Delivery and lighting sparkle as much as the dresses, tailored to catch a monochrome though inflected with those rose and turquoise notes, as well as grey armings – if there’s a name like that – to grey out Rita’s skin. Joseph’s Glenda with a sequinned charcoal-effect dress has the denser make-up, a cross between Cruella de Ville and Mortitia Adams. Don’t tell her! Robertson’s far more the Harlow/Colbert/Monroe white-out blonde effect, and carries it to sibilant perfection.

Music cues are crisp, ensemble perfect even when it’s in a puddle on the floor, and  the concept both highly original and subversive. Choreography has to be tight, and the wardrobe changes and the occasional vanishings of Glenda allow a few subtle shifts. The raised Rialto platform helps though one imagines the pair would enjoy more elbow room. It’s the kind of show pulsing with it. And there’s those movie clapperboards, finally used in a paean to the industry. There is more than a hint of nostalgia, a bit of love for what destroys you.

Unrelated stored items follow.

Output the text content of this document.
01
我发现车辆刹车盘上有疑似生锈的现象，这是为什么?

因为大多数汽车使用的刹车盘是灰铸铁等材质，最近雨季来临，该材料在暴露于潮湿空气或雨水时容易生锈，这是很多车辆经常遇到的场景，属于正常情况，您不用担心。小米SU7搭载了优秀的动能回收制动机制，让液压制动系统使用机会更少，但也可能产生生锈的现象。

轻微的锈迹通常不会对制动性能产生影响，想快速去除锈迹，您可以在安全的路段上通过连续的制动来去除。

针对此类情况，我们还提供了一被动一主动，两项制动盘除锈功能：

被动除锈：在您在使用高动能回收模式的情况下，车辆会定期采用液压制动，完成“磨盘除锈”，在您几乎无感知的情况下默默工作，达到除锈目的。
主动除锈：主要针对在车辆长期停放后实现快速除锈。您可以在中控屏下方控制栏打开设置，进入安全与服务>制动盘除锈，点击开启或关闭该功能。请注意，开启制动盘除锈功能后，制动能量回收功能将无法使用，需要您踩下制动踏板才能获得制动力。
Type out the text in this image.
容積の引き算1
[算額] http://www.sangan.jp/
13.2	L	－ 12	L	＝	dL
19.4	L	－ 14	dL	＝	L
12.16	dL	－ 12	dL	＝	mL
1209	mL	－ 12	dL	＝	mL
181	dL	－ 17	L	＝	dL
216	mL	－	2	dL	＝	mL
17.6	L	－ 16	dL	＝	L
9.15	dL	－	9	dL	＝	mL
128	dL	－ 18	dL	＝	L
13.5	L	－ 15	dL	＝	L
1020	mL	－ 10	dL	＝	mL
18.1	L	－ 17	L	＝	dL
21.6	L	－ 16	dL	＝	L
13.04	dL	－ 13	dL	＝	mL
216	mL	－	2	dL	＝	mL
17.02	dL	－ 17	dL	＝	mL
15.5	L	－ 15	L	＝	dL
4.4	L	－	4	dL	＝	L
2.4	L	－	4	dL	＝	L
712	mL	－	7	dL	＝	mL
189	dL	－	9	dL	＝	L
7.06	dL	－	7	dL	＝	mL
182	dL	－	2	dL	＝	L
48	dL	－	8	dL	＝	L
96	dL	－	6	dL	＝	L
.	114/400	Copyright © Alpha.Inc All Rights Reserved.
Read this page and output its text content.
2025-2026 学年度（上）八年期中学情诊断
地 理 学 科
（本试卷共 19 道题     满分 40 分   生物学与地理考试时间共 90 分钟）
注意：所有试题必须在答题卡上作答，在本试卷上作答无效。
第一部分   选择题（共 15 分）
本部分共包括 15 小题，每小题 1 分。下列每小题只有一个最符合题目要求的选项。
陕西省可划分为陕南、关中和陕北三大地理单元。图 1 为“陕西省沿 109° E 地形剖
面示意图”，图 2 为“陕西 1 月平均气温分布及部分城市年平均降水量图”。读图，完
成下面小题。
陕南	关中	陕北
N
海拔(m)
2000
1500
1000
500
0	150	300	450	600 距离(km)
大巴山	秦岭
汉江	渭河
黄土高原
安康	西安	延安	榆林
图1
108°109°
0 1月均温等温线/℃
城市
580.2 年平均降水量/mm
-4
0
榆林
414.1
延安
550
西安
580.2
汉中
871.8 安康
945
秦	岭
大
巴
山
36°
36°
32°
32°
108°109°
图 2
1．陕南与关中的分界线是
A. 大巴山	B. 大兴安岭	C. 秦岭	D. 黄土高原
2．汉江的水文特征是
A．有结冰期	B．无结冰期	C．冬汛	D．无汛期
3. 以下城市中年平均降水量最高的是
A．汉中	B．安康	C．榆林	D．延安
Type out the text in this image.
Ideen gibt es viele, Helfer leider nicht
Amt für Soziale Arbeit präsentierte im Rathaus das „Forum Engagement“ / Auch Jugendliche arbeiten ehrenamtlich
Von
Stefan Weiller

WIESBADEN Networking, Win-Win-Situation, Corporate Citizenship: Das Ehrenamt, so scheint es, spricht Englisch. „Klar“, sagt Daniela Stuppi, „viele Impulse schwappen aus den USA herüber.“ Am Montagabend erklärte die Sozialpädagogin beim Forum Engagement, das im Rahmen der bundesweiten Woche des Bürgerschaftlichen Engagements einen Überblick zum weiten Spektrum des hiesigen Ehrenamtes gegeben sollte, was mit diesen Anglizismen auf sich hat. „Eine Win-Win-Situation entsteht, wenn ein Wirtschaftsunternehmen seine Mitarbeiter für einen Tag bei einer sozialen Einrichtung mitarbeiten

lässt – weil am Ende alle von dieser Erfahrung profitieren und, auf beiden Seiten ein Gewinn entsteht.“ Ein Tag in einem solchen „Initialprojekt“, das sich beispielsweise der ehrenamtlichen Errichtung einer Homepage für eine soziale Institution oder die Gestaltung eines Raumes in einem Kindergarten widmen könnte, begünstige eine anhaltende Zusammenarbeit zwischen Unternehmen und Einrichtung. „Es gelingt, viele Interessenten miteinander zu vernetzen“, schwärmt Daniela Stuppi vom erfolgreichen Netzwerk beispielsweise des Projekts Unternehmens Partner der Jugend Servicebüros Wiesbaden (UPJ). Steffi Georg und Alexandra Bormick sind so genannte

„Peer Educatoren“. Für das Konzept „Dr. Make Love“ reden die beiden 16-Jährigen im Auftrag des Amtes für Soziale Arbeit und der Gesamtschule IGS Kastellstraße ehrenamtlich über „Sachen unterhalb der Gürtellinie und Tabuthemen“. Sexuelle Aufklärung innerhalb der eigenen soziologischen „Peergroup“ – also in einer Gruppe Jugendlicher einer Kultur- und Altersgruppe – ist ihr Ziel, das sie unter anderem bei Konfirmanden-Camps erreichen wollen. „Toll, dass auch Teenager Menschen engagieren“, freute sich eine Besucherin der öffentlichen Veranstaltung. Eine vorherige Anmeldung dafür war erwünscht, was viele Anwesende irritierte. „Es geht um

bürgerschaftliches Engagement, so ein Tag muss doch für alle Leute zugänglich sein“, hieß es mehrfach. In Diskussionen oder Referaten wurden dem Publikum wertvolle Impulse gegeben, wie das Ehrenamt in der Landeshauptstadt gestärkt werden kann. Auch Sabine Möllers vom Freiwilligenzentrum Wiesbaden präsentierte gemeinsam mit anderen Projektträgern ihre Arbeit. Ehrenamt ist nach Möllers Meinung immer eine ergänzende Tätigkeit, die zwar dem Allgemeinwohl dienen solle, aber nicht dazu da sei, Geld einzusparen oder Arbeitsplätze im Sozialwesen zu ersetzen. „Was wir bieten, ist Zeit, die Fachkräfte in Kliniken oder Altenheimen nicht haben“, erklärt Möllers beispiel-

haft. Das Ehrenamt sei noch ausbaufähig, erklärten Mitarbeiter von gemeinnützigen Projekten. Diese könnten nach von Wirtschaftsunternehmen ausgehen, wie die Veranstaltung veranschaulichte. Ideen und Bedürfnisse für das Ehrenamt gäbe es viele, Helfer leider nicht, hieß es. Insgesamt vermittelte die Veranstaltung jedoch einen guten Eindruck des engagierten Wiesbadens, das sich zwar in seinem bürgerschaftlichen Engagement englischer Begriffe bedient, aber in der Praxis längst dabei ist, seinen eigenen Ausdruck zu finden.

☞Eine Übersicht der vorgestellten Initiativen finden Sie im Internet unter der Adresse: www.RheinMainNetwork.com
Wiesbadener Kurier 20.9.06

The artistic merit of Glenda and Rita Live is a superb niche expressiveness, a colourful heart and a distant black-and-white retelling of the phase of an industry whose clichés long turned up at the edges. Winning huge praise on their first Rialto show, the Alexander Joseph and Ro Robertson team return in triumph.

And – like other performers tonight – there’s a personal paean to theatres and audience at the end.